LA BOMBA DI BUDAPEST
Dopo 15 anni di relazione professionale, lo scorso sabato è uscita la notizia che Toni Nadal avrebbe lasciato come allenatore di Rafael alla fine del 2017. È accaduto durante un’intervista ad una testata italiana durante una lezione presso l’Associazione Mondiale degli Allenatori Professionisti (GPTCA, l’acronimo inglese) che si teneva a Budapest. Giorni dopo, il tecnico spiega in prima persona cosa è successo e perché le sue parole sono state interpretate male riguardo la perdita di potere nel prendere decisioni all’interno della squadra del tennista.

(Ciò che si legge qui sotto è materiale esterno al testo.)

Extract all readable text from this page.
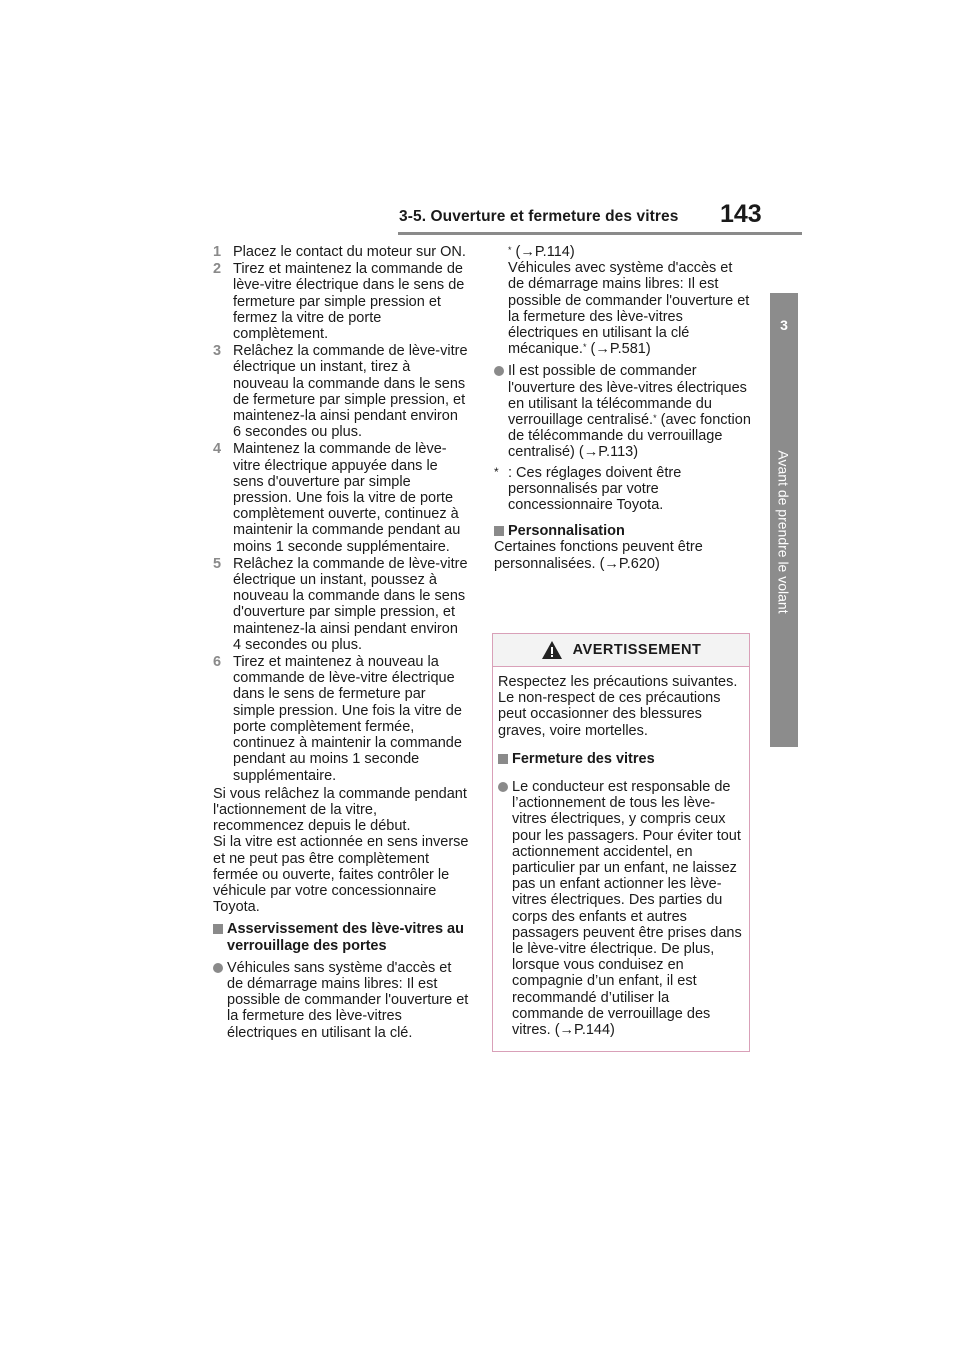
3-5. Ouverture et fermeture des vitres 143
3
Avant de prendre le volant
1 Placez le contact du moteur sur ON.
2 Tirez et maintenez la commande de lève-vitre électrique dans le sens de fermeture par simple pression et fermez la vitre de porte complètement.
3 Relâchez la commande de lève-vitre électrique un instant, tirez à nouveau la commande dans le sens de fermeture par simple pression, et maintenez-la ainsi pendant environ 6 secondes ou plus.
4 Maintenez la commande de lève-vitre électrique appuyée dans le sens d'ouverture par simple pression. Une fois la vitre de porte complètement ouverte, continuez à maintenir la commande pendant au moins 1 seconde supplémentaire.
5 Relâchez la commande de lève-vitre électrique un instant, poussez à nouveau la commande dans le sens d'ouverture par simple pression, et maintenez-la ainsi pendant environ 4 secondes ou plus.
6 Tirez et maintenez à nouveau la commande de lève-vitre électrique dans le sens de fermeture par simple pression. Une fois la vitre de porte complètement fermée, continuez à maintenir la commande pendant au moins 1 seconde supplémentaire.

Si vous relâchez la commande pendant l'actionnement de la vitre, recommencez depuis le début.

Si la vitre est actionnée en sens inverse et ne peut pas être complètement fermée ou ouverte, faites contrôler le véhicule par votre concessionnaire Toyota.

Asservissement des lève-vitres au verrouillage des portes
Véhicules sans système d'accès et de démarrage mains libres: Il est possible de commander l'ouverture et la fermeture des lève-vitres électriques en utilisant la clé.
* (→P.114)
Véhicules avec système d'accès et de démarrage mains libres: Il est possible de commander l'ouverture et la fermeture des lève-vitres électriques en utilisant la clé mécanique.* (→P.581)
Il est possible de commander l'ouverture des lève-vitres électriques en utilisant la télécommande du verrouillage centralisé.* (avec fonction de télécommande du verrouillage centralisé) (→P.113)
* : Ces réglages doivent être personnalisés par votre concessionnaire Toyota.
Personnalisation

Certaines fonctions peuvent être personnalisées. (→P.620)

AVERTISSEMENT

Respectez les précautions suivantes. Le non-respect de ces précautions peut occasionner des blessures graves, voire mortelles.

Fermeture des vitres
Le conducteur est responsable de l’actionnement de tous les lève-vitres électriques, y compris ceux pour les passagers. Pour éviter tout actionnement accidentel, en particulier par un enfant, ne laissez pas un enfant actionner les lève-vitres électriques. Des parties du corps des enfants et autres passagers peuvent être prises dans le lève-vitre électrique. De plus, lorsque vous conduisez en compagnie d’un enfant, il est recommandé d’utiliser la commande de verrouillage des vitres. (→P.144)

“Sono due cose differenti, una è l’intervista e un’altra cosa è la parte sulle decisioni, non hanno nulla a che vedere. Sono andato a parlare in una conferenza per allenatori a Budapest. Quando sono arrivato lì la mattina mi hanno chiesto di poter parlare per un media italiano. Abbiamo parlato del corso per tecnici, dell’accademia e di quanto sono sempre più coinvolto nel progetto, e ho detto al giornalista che il prossimo anno mi sarei dedicato totalmente a questo. Gli ho detto che avrei smesso di viaggiare e non ho più parlato della cosa. Dopo nel pomeriggio, gli allenatori presenti al corso hanno fatto alcune domande a me e Magnus Norman. Una di queste era: ‘Chi prende le decisioni nella squadra di un giocatore?’ Norman ha risposto il tennista, nel suo caso Wawrinka. Io ho detto: ‘Quando Rafael era piccolo le prendevo io, normale. Quando hai 12 o 13 anni non c’è un mucchio di gente attorno a te’. Io decido se giocheremo questo o quest’altro torneo. Non lo fa di certo suo padre o il suo agente”.
“E continuo: ‘Man mano che Rafael è cresciuto ho iniziato a prendere sempre meno decisioni e il manager e il padre hanno iniziato a decidere qualcosa di più’. Logicamente dietro ci sono anche decisioni economiche. Se lo decido io? No. Quando Rafael era piccolo ovviamente potevo decidere su tutto ciò che riguardava il tennis. Ho concluso dicendo che l’ultima parola è sempre quella di Rafael, perché tocca a lui. E lascio chiara l’idea che questo accade, cioè che prendo sempre meno decisioni, per questo motivo. Di mattina avevo detto che il nostro lavoro non ha molto valore. Volevo solo stimolare i tecnici presenti a Budapest. Dico che chi ha il grosso merito sono loro, quelli che formano. E dopo noi portiamo il merito nel circuito ATP. Qual è stato il mio errore? Il mio errore è aver detto che il prossimo anno non allenerò più Rafael per concentrarmi sull’accademia perché non penso sia qualcosa di trascendentale. Se avessi avuto un problema, avrei detto a mio nipote che avrei lasciato oggi stesso, ma non è così”.